The volcanologist in me took over, I grabbed my camera, my bike, and sped to investigate. I guess I should have expected something like this. Tonga is on the legendary "Ring of Fire." We have so many earthquakes here I hardly even notice them anymore. I typically sleep through "major earth tremors" like the one on Monday that signaled the underwater eruption of this particular volcano.


It was cloudy, and what I saw was not quite what I had expected (I imagined Vesuvius reborn). But even still it was as awesome as I am. Maybe even twice as awesome. The volcano is about 10 km out from my island, and is shooting clouds of smoke, and steak into the air (which is being, luckily, then blown away from the island). Tomorrow (my Friday), officials will travel to the site to investigate.

15 March 2009

Mount Doom

The story begins in Auckland, as Lisa inherits the ring from a second-hand shop (unaware of its origins). Daniel the Grey learns some of the Ring's history and advises Lisa to take the Ring away from Auckland. Lisa leaves with her parents, Mom and Dad, to help her. On their dangerous journey, they run into many difficulties and are pursued by the Ringwraiths. At Taupo Bungee, the Council decides that the threat of Sauron is too great and the only course of action is to destroy the Ring in the fires of Mount Doom.


Mount Doom is, in fact, Mount Ngauruhoe and Mount Ruapehu, both active volcanoes in New Zealand. Near them is another active volcano, Mt Tongariro, and the hike that crosses it (and near Mt Ngauruhoe) is called the Tongariro Alpine Crossing. As soon as we decided to travel to NZ, we’d made plans to hike this “most famous one-day tramp in New Zealand.” And what a hike it was. The trail is supposed to take about 7 hours (though we did it in 5, Post pride!), and passes through a plethora of volcanic landscapes. Every twenty minutes was some new breathtaking view or bizarre volcanic activity. Highlights included:


A ridiculously steep ascent right near the start of the track. Of course at the very beginning they throw you a nice leisurely stroll through the “Dead Marshes,” just so that you’re committed by the time you reach this 45-minute near-vertical part of the track.

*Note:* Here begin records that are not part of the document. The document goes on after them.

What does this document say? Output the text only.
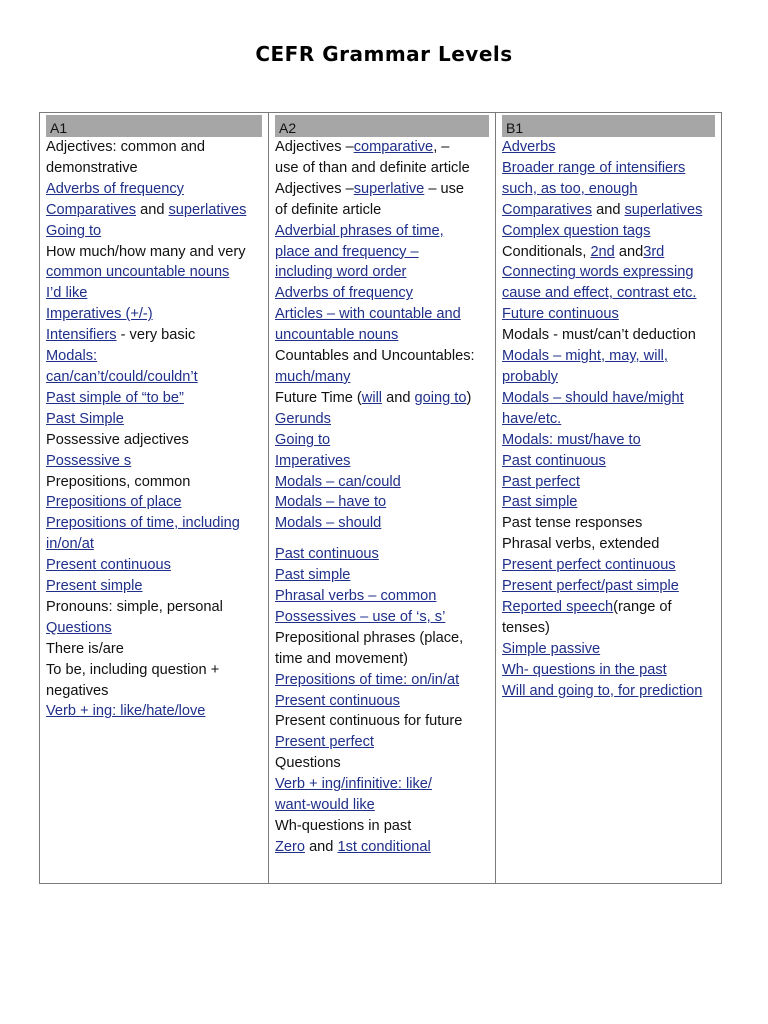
CEFR Grammar Levels
A1
Adjectives: common and
demonstrative
Adverbs of frequency
Comparatives and superlatives
Going to
How much/how many and very
common uncountable nouns
I’d like
Imperatives (+/-)
Intensifiers - very basic
Modals:
can/can’t/could/couldn’t
Past simple of “to be”
Past Simple
Possessive adjectives
Possessive s
Prepositions, common
Prepositions of place
Prepositions of time, including
in/on/at
Present continuous
Present simple
Pronouns: simple, personal
Questions
There is/are
To be, including question +
negatives
Verb + ing: like/hate/love
A2
Adjectives –comparative, –
use of than and definite article
Adjectives –superlative – use
of definite article
Adverbial phrases of time,
place and frequency –
including word order
Adverbs of frequency
Articles – with countable and
uncountable nouns
Countables and Uncountables:
much/many
Future Time (will and going to)
Gerunds
Going to
Imperatives
Modals – can/could
Modals – have to
Modals – should
Past continuous
Past simple
Phrasal verbs – common
Possessives – use of ‘s, s’
Prepositional phrases (place,
time and movement)
Prepositions of time: on/in/at
Present continuous
Present continuous for future
Present perfect
Questions
Verb + ing/infinitive: like/
want-would like
Wh-questions in past
Zero and 1st conditional
B1
Adverbs
Broader range of intensifiers
such, as too, enough
Comparatives and superlatives
Complex question tags
Conditionals, 2nd and3rd
Connecting words expressing
cause and effect, contrast etc.
Future continuous
Modals - must/can’t deduction
Modals – might, may, will,
probably
Modals – should have/might
have/etc.
Modals: must/have to
Past continuous
Past perfect
Past simple
Past tense responses
Phrasal verbs, extended
Present perfect continuous
Present perfect/past simple
Reported speech(range of
tenses)
Simple passive
Wh- questions in the past
Will and going to, for prediction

The deceptively leisurely marsh stroll at the beginning of the hike.


Hiking into and back out of two craters. Inside one of the craters, the ground was hot (which is, probably, obvious – we’re in a volcano! – but I was still amazed by it) and mists surrounded us as we hiked across.


A ridiculously steep descent down the northern side of the volcano, where your only foothold is endless loose rock. It was touch and go until I perfected and passed on a patented “heel plant and slide” method of not falling to our deaths.


A walk around the top of the volcano where sharp edged volcanic rock and a long, tumbling fall down to the place we had been over an hour before were constantly on your mind.



Emerald green and deep blue lakes and pools (coloured by dissolved volcanic minerals).


Barren landscapes with no vegetation in sight, then hikes through grassy plains and dense forest.


Solid lava flows, sulphur smell, gaseous steam vents with “do not breath the fumes” signs, boiling hot pools, and snow! (well, it’s a novelty for me).

It smelled worse then an Orc’s armpit after a one-week run through Rohan, but it looked fantastic.


We were exhausted at the end, but oh so proud that we had all survived and, while thoroughly enjoying the views, clocked a time under the estimated. We attempted to catch an earlier shuttle bus, but were instead given the chance to hitch a ride to a nearby ski town and wait for our bus at the local pub. Then, beer and french fries at hand, we realized our fatal mistake. We had forgotten to drop the ring into the fires of Mount Doom when we had stopped to eat our lunch. Oops.


Deciding if we should go back to destroy all evil in the world. Nah, too tired.


Hats? Check. Sunglasses? Check. Awe? You bet.